Last night (Saturday, April 5) I attended a quite remarkable concert by an eight-person youth vocal group called Vox Humana at St. Paul’s Episcopal Cathedral. The personnel are Lauren Carter and Stephanie Smith, sopranos; Chloe O’Mara and Antonia Fuenzalida, altos; John Yokoyama and Kit Jack Chan, tenors; and Allen Pace and Uriah Brown, basses. They performed a wide variety of material within the eight songs they sang (seven in the printed program and an unannounced encore, Billy Joel’s breakup ballad “And So It Goes,” from his 1989 album Storm Front, though he actually wrote it six years earlier). They opened with an original setting of the traditional religious verse “O Nata Lux” by John Yokoyama, who said he’d been inspired to compose it by singing the earlier setting of the same Latin text by Thomas Tallis (c. 1505-1585) in a church group. The members of Vox Humana met each other, not surprisingly, as church singers, and five of them have been invited to compete in an international competition this summer in Graz, Austria (coincidentally also the birthplace of Arnold Schwarzenegger). Yokoyama thanked his parents and grandparents for allowing Vox Humana to rehearse in their home (and the grandparents were there at the concert). The second song on their program couldn’t have been more different: “Time” by Jennifer Lucy Cook, who’s both a choral composer and a pop star with a band called Cookie. Cook wrote “Time” for the Opus Vocal ensemble for a Louisiana competition sponsored by the American Choral Directors Association (ACDA) in 2021-2022. It’s a charming little patter song about the importance we humans put on the concept of time even though it’s essentially meaningless; it reminded me of the song “Seasons of Love” from Jonathan Larson’s musical Rent, but I thought it was better.

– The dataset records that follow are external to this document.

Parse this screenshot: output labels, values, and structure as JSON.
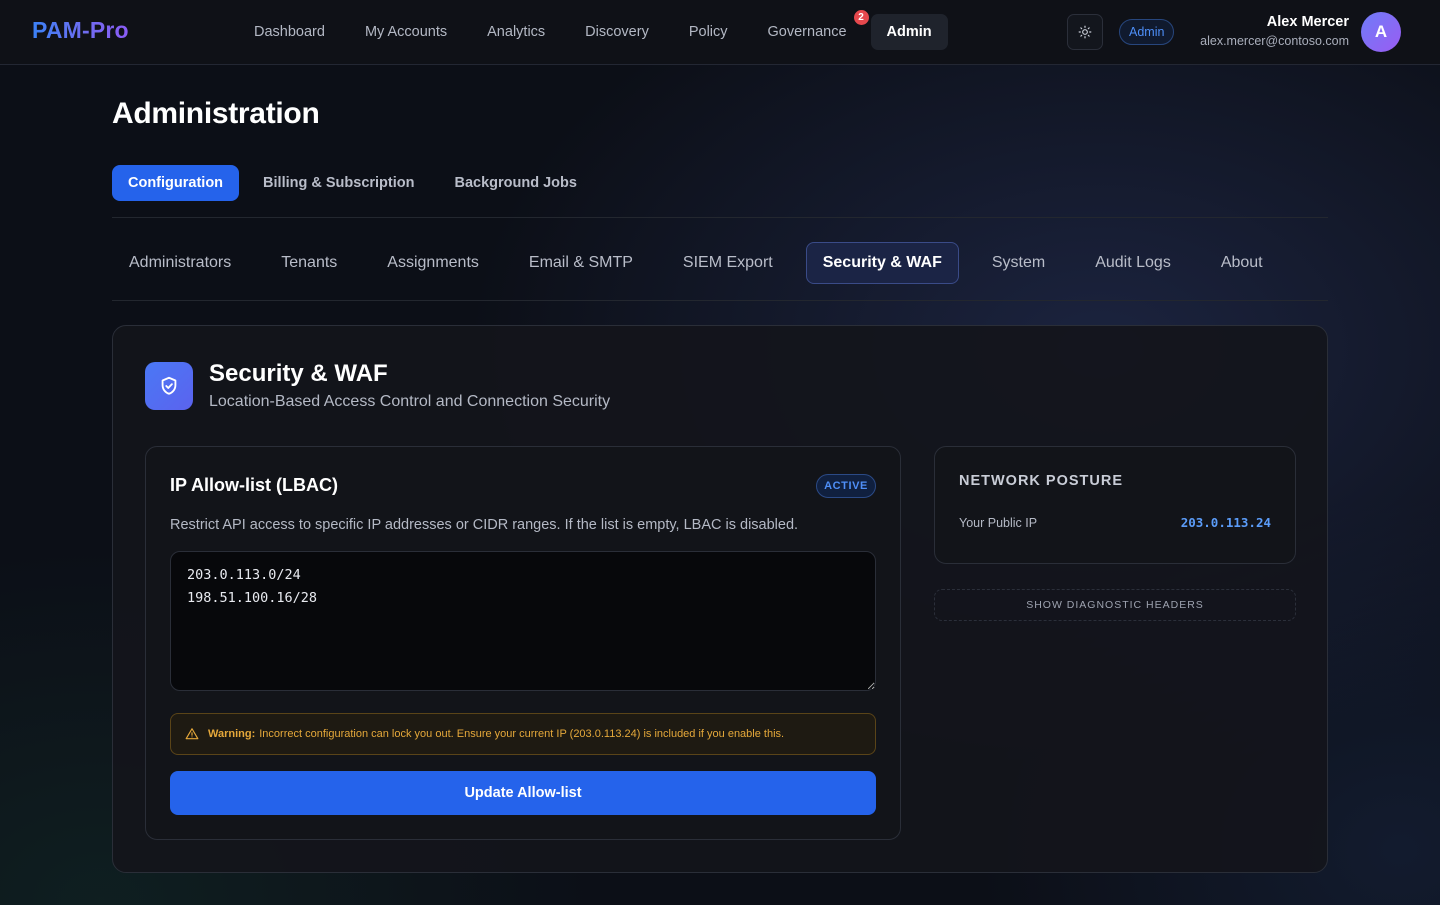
{
  "app": {
    "brand": "PAM-Pro"
  },
  "nav": {
    "items": [
      {
        "label": "Dashboard"
      },
      {
        "label": "My Accounts"
      },
      {
        "label": "Analytics"
      },
      {
        "label": "Discovery"
      },
      {
        "label": "Policy"
      },
      {
        "label": "Governance",
        "badge": "2"
      },
      {
        "label": "Admin",
        "active": true
      }
    ]
  },
  "header": {
    "theme_icon": "sun-icon",
    "role": "Admin",
    "user_name": "Alex Mercer",
    "user_email": "alex.mercer@contoso.com",
    "avatar_initial": "A"
  },
  "page": {
    "title": "Administration",
    "tabs": [
      {
        "label": "Configuration",
        "active": true
      },
      {
        "label": "Billing & Subscription"
      },
      {
        "label": "Background Jobs"
      }
    ],
    "subtabs": [
      {
        "label": "Administrators"
      },
      {
        "label": "Tenants"
      },
      {
        "label": "Assignments"
      },
      {
        "label": "Email & SMTP"
      },
      {
        "label": "SIEM Export"
      },
      {
        "label": "Security & WAF",
        "active": true
      },
      {
        "label": "System"
      },
      {
        "label": "Audit Logs"
      },
      {
        "label": "About"
      }
    ]
  },
  "section": {
    "icon": "shield-check-icon",
    "title": "Security & WAF",
    "subtitle": "Location-Based Access Control and Connection Security"
  },
  "allowlist": {
    "title": "IP Allow-list (LBAC)",
    "status": "ACTIVE",
    "description": "Restrict API access to specific IP addresses or CIDR ranges. If the list is empty, LBAC is disabled.",
    "value": "203.0.113.0/24\n198.51.100.16/28",
    "warning_label": "Warning:",
    "warning_text": "Incorrect configuration can lock you out. Ensure your current IP (203.0.113.24) is included if you enable this.",
    "warning_icon": "alert-triangle-icon",
    "submit_label": "Update Allow-list"
  },
  "posture": {
    "title": "NETWORK POSTURE",
    "public_ip_label": "Your Public IP",
    "public_ip_value": "203.0.113.24",
    "diagnostic_label": "SHOW DIAGNOSTIC HEADERS"
  },
  "colors": {
    "accent": "#2563eb",
    "badge_red": "#e5484d",
    "warning": "#e5a83a"
  }
}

Then there was a piece by Kerensa Briggs called “Media Vita,” based on another traditional Latin-language religious text, the one that begins, “In the midst of life we are in death.” (I remember flipping that around during the AIDS epidemic and reworking it as, “In the midst of death we are in life,” as a tribute to the resilience of the Queer community in the face of this literally life-or-death threat.) Afterwards the group split, with the men dong Ola Gjello’s “Ubi Caritas” (“Where charity and love are, God is there”) and the women singing one of the most amazing pieces on the program, a pop song called “Hide and Seek” by Imogen Heap (b. 1977). Imogen Heap is a British singer-songwriter with a broad range of styles – her Wikipedia page lists her genres as “pop – electropop – experimental pop – art pop – alternative rock,” and her own version of “Hide and Seek” is as experimental as pop ever gets. It’s sung a cappella, with Heap multi-tracking her own voice and singing some of the parts through Vocoders. Vox Humana’s arrangement was excellent and beautifully sung, and they even got some of the electromechanical effect created by Heap’s use of Vocoders on the original. Then the group reunited for an impressive version of the Radiohead ballad “Pyramid Song.” St. Paul’s musical director Martin Green was announced as their accompanist on piano, but “Pyramid Song” was the only piece last night on which he played. The final piece on their printed program was “Salutation,” a beautiful setting by Latvian composer Ēriks Ešenvalds (b. 1977) to a text by Bengali poet Rabindranath Tagore (1861-1941), the first non-European recipient of a Nobel Prize (in Literature, in 1913). They closed with Billy Joel’s heart-rending breakup song “And So It Goes,” but at least one audience member called out for a second encore – which they didn’t offer. I was particularly taken by Uriah Brown, an African-American with a strong, powerful, deep-bass voice which I’d love to hear in a tribute to Paul Robeson. But the entire group blended beautifully, and their inclusion of pop and rock material without sacrificing the basic elements of their sound provided a shining example of how so-called “crossover music” should be done.